THIERRY MECHLER Orgel

Alexandre Boëly - Fantasie über „Judex crederis“ (Te Deum) op. 38/4
Improvisation I: Hommage an Claude Debussy
Johann Sebastian Bach - Französische Ouvertüre h-Moll BWV 831
Improvisation II: Hommage an Glenn Gould
Ludwig van Beethoven - Adagio affettuoso ed appassionato aus dem Streichquartett F-Dur op. 18/1
Improvisation III: Hommage an Alexander Skrjabin
Robert Schumann - Romanze und Scherzo aus der Sinfonie Nr. 4 d-Moll op. 120
Improvisation IV: Über ein gegebenes Thema
Louis Vierne - Finale aus der Orgelsinfonie Nr. 5 a-Moll op. 47

Bei den großen Organisten gehen Interpretation und Improvisation immer Hand in Hand. Darin spiegelt sich die Verankerung des Orgelspiels im Gottesdienst, dessen Dramaturgie ganz wesentlich von der Musik bestimmt ist: Hier müssen immer wieder variable Zeitstrecken gefüllt und Übergänge geschaffen werden; oft nimmt die Gemeinde gar nicht bewusst wahr, was dabei auf der Orgelempore geleistet wird. Orgel und Orgelimprovisation gehören daher auch als Studienfächer unmittelbar zusammen – beide unterrichtet Thierry Mechler seit über 20 Jahren als Professor an der Kölner Musikhochschule.
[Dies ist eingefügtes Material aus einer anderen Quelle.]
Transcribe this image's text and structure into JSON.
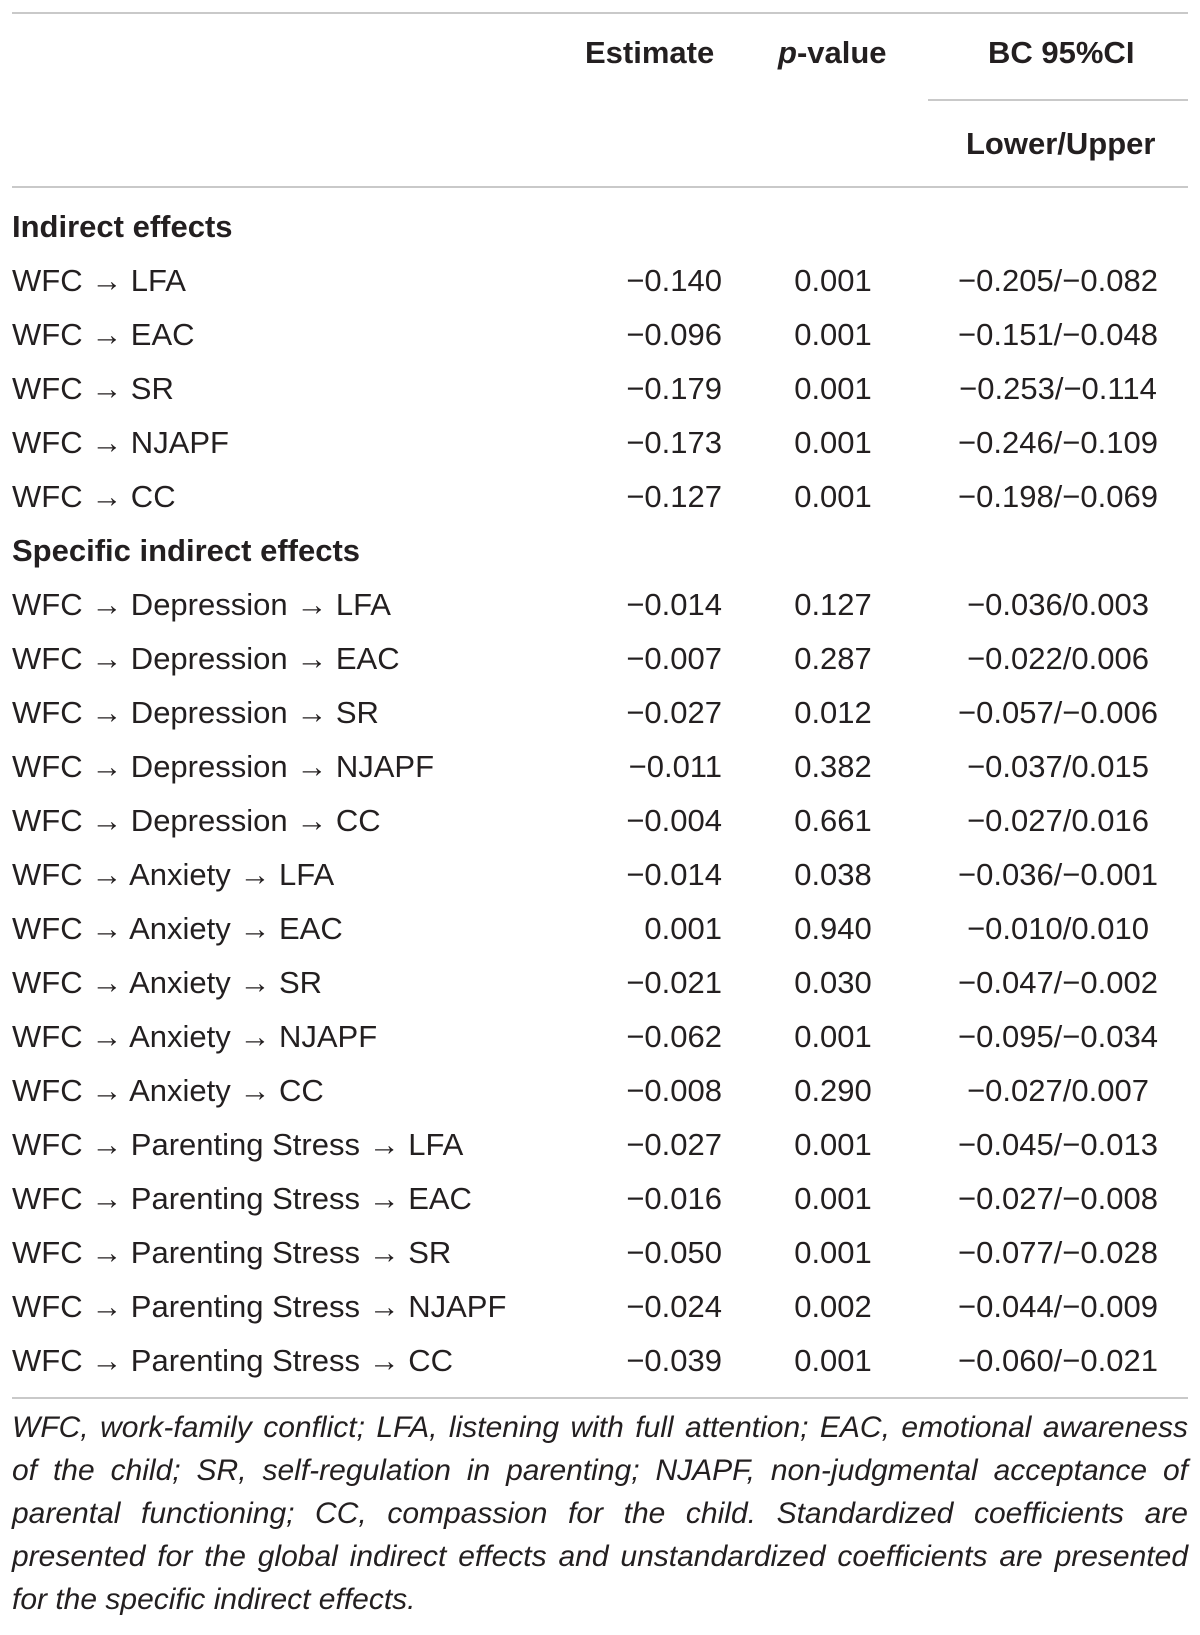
{
  "header": {
    "estimate": "Estimate",
    "p_italic": "p",
    "p_rest": "-value",
    "ci": "BC 95%CI",
    "ci_sub": "Lower/Upper"
  },
  "sections": [
    {
      "title": "Indirect effects",
      "rows": [
        {
          "path": "WFC → LFA",
          "estimate": "−0.140",
          "p": "0.001",
          "ci": "−0.205/−0.082"
        },
        {
          "path": "WFC → EAC",
          "estimate": "−0.096",
          "p": "0.001",
          "ci": "−0.151/−0.048"
        },
        {
          "path": "WFC → SR",
          "estimate": "−0.179",
          "p": "0.001",
          "ci": "−0.253/−0.114"
        },
        {
          "path": "WFC → NJAPF",
          "estimate": "−0.173",
          "p": "0.001",
          "ci": "−0.246/−0.109"
        },
        {
          "path": "WFC → CC",
          "estimate": "−0.127",
          "p": "0.001",
          "ci": "−0.198/−0.069"
        }
      ]
    },
    {
      "title": "Specific indirect effects",
      "rows": [
        {
          "path": "WFC → Depression → LFA",
          "estimate": "−0.014",
          "p": "0.127",
          "ci": "−0.036/0.003"
        },
        {
          "path": "WFC → Depression → EAC",
          "estimate": "−0.007",
          "p": "0.287",
          "ci": "−0.022/0.006"
        },
        {
          "path": "WFC → Depression → SR",
          "estimate": "−0.027",
          "p": "0.012",
          "ci": "−0.057/−0.006"
        },
        {
          "path": "WFC → Depression → NJAPF",
          "estimate": "−0.011",
          "p": "0.382",
          "ci": "−0.037/0.015"
        },
        {
          "path": "WFC → Depression → CC",
          "estimate": "−0.004",
          "p": "0.661",
          "ci": "−0.027/0.016"
        },
        {
          "path": "WFC → Anxiety → LFA",
          "estimate": "−0.014",
          "p": "0.038",
          "ci": "−0.036/−0.001"
        },
        {
          "path": "WFC → Anxiety → EAC",
          "estimate": "0.001",
          "p": "0.940",
          "ci": "−0.010/0.010"
        },
        {
          "path": "WFC → Anxiety → SR",
          "estimate": "−0.021",
          "p": "0.030",
          "ci": "−0.047/−0.002"
        },
        {
          "path": "WFC → Anxiety → NJAPF",
          "estimate": "−0.062",
          "p": "0.001",
          "ci": "−0.095/−0.034"
        },
        {
          "path": "WFC → Anxiety → CC",
          "estimate": "−0.008",
          "p": "0.290",
          "ci": "−0.027/0.007"
        },
        {
          "path": "WFC → Parenting Stress → LFA",
          "estimate": "−0.027",
          "p": "0.001",
          "ci": "−0.045/−0.013"
        },
        {
          "path": "WFC → Parenting Stress → EAC",
          "estimate": "−0.016",
          "p": "0.001",
          "ci": "−0.027/−0.008"
        },
        {
          "path": "WFC → Parenting Stress → SR",
          "estimate": "−0.050",
          "p": "0.001",
          "ci": "−0.077/−0.028"
        },
        {
          "path": "WFC → Parenting Stress → NJAPF",
          "estimate": "−0.024",
          "p": "0.002",
          "ci": "−0.044/−0.009"
        },
        {
          "path": "WFC → Parenting Stress → CC",
          "estimate": "−0.039",
          "p": "0.001",
          "ci": "−0.060/−0.021"
        }
      ]
    }
  ],
  "footnote": "WFC, work-family conflict; LFA, listening with full attention; EAC, emotional awareness of the child; SR, self-regulation in parenting; NJAPF, non-judgmental acceptance of parental functioning; CC, compassion for the child. Standardized coefficients are presented for the global indirect effects and unstandardized coefficients are presented for the specific indirect effects."
}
1962 in Mulhouse geboren, ging der Elsässer bei Orgelgrößen wie Daniel Roth und Marie-Claire Alain in die Lehre. Am Klavier wurde er noch von der legendären Pianistin Hélène Boschi unterwiesen – Mechler zählt zu den wenigen Organisten, die zugleich auch erfolgreich als Pianist tätig sind. Neben seiner weit gespannten Konzerttätigkeit wirkt er seit 1984 als Titularorganist der Basilika Notre-Dame de Thierenbach und seit 2002 als Orgelkustos der Kölner Philharmonie. In sein Programm, das zwischen bedeutenden Originalwerken und reizvollen Arrangements wechselt, sind vier Improvisationen eingebettet. Hier erweist Thierry Mechler großen Komponisten und Interpreten die Reverenz, reagiert aber auch ganz spontan auf Themen-Vorgaben aus dem Publikum.